The "reverse and add" method is simple: choose a number, reverse its digits and add it to the original. If the sum is not a palindrome (which means, it is not the same number from left to right and right to left), repeat this procedure.

For example:
195 Initial number
591
-----
786
687
-----
1473
3741
-----
5214
4125
-----
9339 Resulting palindrome

In this particular case the palindrome 9339 appeared after the 4th addition. This method leads to palindromes in a few step for almost all of the integers. But there are interesting exceptions. 196 is the first number for which no palindrome has been found. It is not proven though, that there is no such a palindrome.

Task :
You must write a program that give the resulting palindrome and the number of iterations (additions) to compute the palindrome.

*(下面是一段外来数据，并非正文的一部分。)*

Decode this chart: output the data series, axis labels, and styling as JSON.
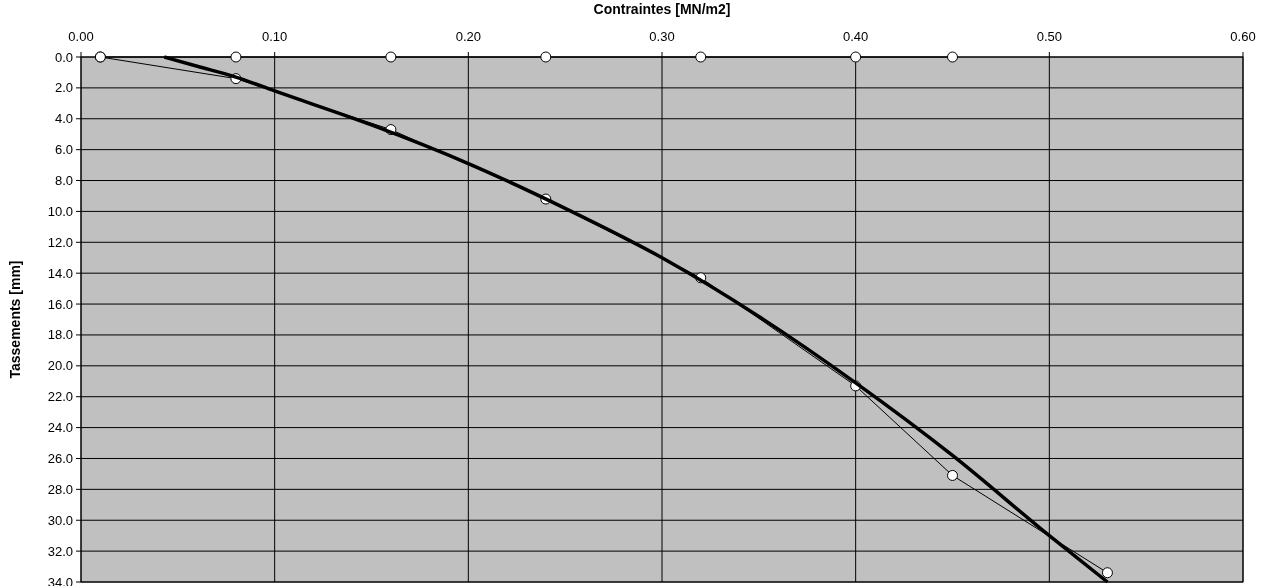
{
  "chart_data": {
    "type": "line",
    "xlabel": "Contraintes [MN/m2]",
    "ylabel": "Tassements [mm]",
    "xlim": [
      0,
      0.6
    ],
    "ylim": [
      34,
      0
    ],
    "xticks": [
      {
        "value": 0,
        "label": "0.00"
      },
      {
        "value": 0.1,
        "label": "0.10"
      },
      {
        "value": 0.2,
        "label": "0.20"
      },
      {
        "value": 0.3,
        "label": "0.30"
      },
      {
        "value": 0.4,
        "label": "0.40"
      },
      {
        "value": 0.5,
        "label": "0.50"
      },
      {
        "value": 0.6,
        "label": "0.60"
      }
    ],
    "yticks": [
      {
        "value": 0,
        "label": "0.0"
      },
      {
        "value": 2,
        "label": "2.0"
      },
      {
        "value": 4,
        "label": "4.0"
      },
      {
        "value": 6,
        "label": "6.0"
      },
      {
        "value": 8,
        "label": "8.0"
      },
      {
        "value": 10,
        "label": "10.0"
      },
      {
        "value": 12,
        "label": "12.0"
      },
      {
        "value": 14,
        "label": "14.0"
      },
      {
        "value": 16,
        "label": "16.0"
      },
      {
        "value": 18,
        "label": "18.0"
      },
      {
        "value": 20,
        "label": "20.0"
      },
      {
        "value": 22,
        "label": "22.0"
      },
      {
        "value": 24,
        "label": "24.0"
      },
      {
        "value": 26,
        "label": "26.0"
      },
      {
        "value": 28,
        "label": "28.0"
      },
      {
        "value": 30,
        "label": "30.0"
      },
      {
        "value": 32,
        "label": "32.0"
      },
      {
        "value": 34,
        "label": "34.0"
      }
    ],
    "grid": true,
    "series": [
      {
        "color": "#000000",
        "marker": "circle",
        "x": [
          0.01,
          0.08,
          0.16,
          0.24,
          0.32,
          0.4,
          0.45
        ],
        "values": [
          0,
          0,
          0,
          0,
          0,
          0,
          0
        ]
      },
      {
        "color": "#000000",
        "marker": "circle",
        "x": [
          0.01,
          0.08,
          0.16,
          0.24,
          0.32,
          0.4,
          0.45,
          0.53
        ],
        "values": [
          0,
          1.4,
          4.7,
          9.2,
          14.3,
          21.3,
          27.1,
          33.4
        ]
      },
      {
        "color": "#000000",
        "marker": "none",
        "x": [
          0.043,
          0.06,
          0.08,
          0.1,
          0.15,
          0.2,
          0.25,
          0.3,
          0.35,
          0.4,
          0.45,
          0.5,
          0.53
        ],
        "values": [
          0,
          0.6,
          1.3,
          2.2,
          4.4,
          6.9,
          9.8,
          13.0,
          16.8,
          21.1,
          25.8,
          31.0,
          34.0
        ]
      }
    ]
  }
}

You might assume that all tests data on this problem:
- will have an answer ,
- will be computable with less than 1000 iterations (additions),
- will yield a palindrome that is not greater than 4,294,967,295.


The Input

The first line will have a number N (0 < N <= 100) with the number of test cases, the next N lines will have a number P to compute its palindrome.


The Output

For each of the N tests you will have to write a line with the following data : minimum number of iterations (additions) to get to the palindrome and the resulting palindrome itself separated by one space.


Sample Input

3
195
265
750


Sample Output

4 9339
5 45254
3 6666


解題思考

　　這題本身難度不高，主要是要做是否為迴文的判斷。

　　根據題意，我們需要在輸入一筆數字之後，使之加上其倒轉之後的數字之後，再判斷是否為一個迴文。若是結果為非，則利用迴圈重複執行上述動作與判斷，直到結果為真為止。

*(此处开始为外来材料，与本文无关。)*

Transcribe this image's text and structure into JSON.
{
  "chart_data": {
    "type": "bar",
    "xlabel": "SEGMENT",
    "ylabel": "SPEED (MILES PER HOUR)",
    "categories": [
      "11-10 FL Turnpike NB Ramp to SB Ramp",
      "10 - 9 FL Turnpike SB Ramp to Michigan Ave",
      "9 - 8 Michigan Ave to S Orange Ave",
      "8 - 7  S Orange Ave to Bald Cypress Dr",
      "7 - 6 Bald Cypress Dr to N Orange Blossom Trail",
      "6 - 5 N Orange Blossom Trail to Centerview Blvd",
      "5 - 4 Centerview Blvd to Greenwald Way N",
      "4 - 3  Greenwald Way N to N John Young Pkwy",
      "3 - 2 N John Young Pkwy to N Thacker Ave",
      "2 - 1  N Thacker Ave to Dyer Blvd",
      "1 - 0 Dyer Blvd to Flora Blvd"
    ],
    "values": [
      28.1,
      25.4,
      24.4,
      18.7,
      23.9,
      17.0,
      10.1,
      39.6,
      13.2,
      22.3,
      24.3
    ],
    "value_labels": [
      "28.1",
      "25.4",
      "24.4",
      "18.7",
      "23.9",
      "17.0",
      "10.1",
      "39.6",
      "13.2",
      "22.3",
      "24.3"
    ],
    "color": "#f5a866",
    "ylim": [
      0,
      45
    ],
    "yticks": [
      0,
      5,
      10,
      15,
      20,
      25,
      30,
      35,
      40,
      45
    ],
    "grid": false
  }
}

　　而判斷是否為迴文，只需要將數字跟其反轉後的數字相比對。假如相等，就代表它是個迴文了。


參考解答(C++)

#include <iostream>

using namespace std;

typedef unsigned long ULONG;
ULONG reverse(ULONG);

int main(void)
{
    int n;
    cin >> n;

    // 進入資料輸入迴圈
    for (int i = 0; i < n; i++)
    {
        ULONG p;
        cin >> p;

        // 將 p 加上倒轉過來的數字
        p += reverse(p);

        int time = 0;
        while (1)
        {
            ULONG r = reverse(p);
            time++;

            // 判斷是否迴文
            if (p == r)
            {
                cout << time << " " << p << endl;
                break;
            }
            else { p += r; }
        }
    }

#ifndef ONLINE_JUDGE
    system("pause");
#endif

    return 0;
}

ULONG reverse(ULONG p)
{
    // 反轉數字
    ULONG r = 0;
    while (p)
    {
        r = r * 10 + p % 10;
        p /= 10;
    }

    return r;
}